Thank you again for your message.
Best regards,
Sang
Synology America Corp
Well dang. So it's not the worst thing to happen in the world. I would rather have my iSCSI target always available and be without LUN masking than to have constant drops. So I figured I would go ahead and add the LUNs to the original target and just have everything available to both environments. I'll just need to make sure I only use what I should in both. I went ahead and mapped the targets to the LUNs and clicked OK.
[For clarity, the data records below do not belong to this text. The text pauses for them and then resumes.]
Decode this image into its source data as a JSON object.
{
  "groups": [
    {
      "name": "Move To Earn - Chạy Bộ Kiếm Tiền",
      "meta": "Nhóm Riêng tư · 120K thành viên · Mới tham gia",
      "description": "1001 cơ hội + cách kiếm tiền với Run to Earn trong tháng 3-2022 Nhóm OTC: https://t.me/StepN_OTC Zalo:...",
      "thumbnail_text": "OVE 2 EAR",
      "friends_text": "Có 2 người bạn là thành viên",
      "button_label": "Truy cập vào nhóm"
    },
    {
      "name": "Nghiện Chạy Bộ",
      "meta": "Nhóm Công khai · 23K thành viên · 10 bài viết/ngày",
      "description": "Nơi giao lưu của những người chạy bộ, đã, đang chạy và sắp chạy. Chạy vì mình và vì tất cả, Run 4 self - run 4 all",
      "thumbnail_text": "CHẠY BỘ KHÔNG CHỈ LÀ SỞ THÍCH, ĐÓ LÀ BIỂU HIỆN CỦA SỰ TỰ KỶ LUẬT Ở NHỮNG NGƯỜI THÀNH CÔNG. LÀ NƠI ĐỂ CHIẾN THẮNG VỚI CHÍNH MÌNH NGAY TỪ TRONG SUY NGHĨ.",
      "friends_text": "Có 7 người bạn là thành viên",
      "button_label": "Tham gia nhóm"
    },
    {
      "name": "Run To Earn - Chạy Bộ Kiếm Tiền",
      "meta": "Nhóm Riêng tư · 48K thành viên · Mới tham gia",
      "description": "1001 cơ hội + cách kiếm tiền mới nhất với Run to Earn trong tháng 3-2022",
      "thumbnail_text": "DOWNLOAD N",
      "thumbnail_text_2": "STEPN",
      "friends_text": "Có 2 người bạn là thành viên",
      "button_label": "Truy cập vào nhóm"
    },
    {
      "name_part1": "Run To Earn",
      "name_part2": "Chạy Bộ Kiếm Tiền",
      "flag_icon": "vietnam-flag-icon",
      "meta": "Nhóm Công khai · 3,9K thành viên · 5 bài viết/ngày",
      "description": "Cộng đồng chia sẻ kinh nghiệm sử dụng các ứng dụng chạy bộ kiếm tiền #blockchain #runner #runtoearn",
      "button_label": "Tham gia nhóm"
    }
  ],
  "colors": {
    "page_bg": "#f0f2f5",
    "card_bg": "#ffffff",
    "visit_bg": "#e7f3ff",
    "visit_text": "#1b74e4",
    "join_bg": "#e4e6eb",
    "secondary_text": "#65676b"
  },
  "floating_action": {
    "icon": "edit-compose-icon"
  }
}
What happened next was brutal. The Synology unit froze up while applying the settings. CIFS and iSCSI connections all dropped and never came back on. I couldn't get the screen to refresh within the unit either. I ended up having to hold down the power button to completely shut it off, then turned it back on. After coming back on, the ESXi hosts had some trouble figuring out who had what VM, but for the most part, alot of VMs never even shut down. Once the Synology booted back up, I was able to console to my AD and SQL servers and they were sitting at the same screen as when I left them. Must be something new, but pretty cool. The ESXi hosts did some unusual thing, so I SSHd into them and did a /sbin/services.sh restart twice and mostly everything was working. The errors you see below are HA errors telling me the VM experienced a HA event.
To make sure I got back to the original states, I took turns putting the hosts into maintenance mode, rebooted them, cleared the errors on the VMs and it's back to normal.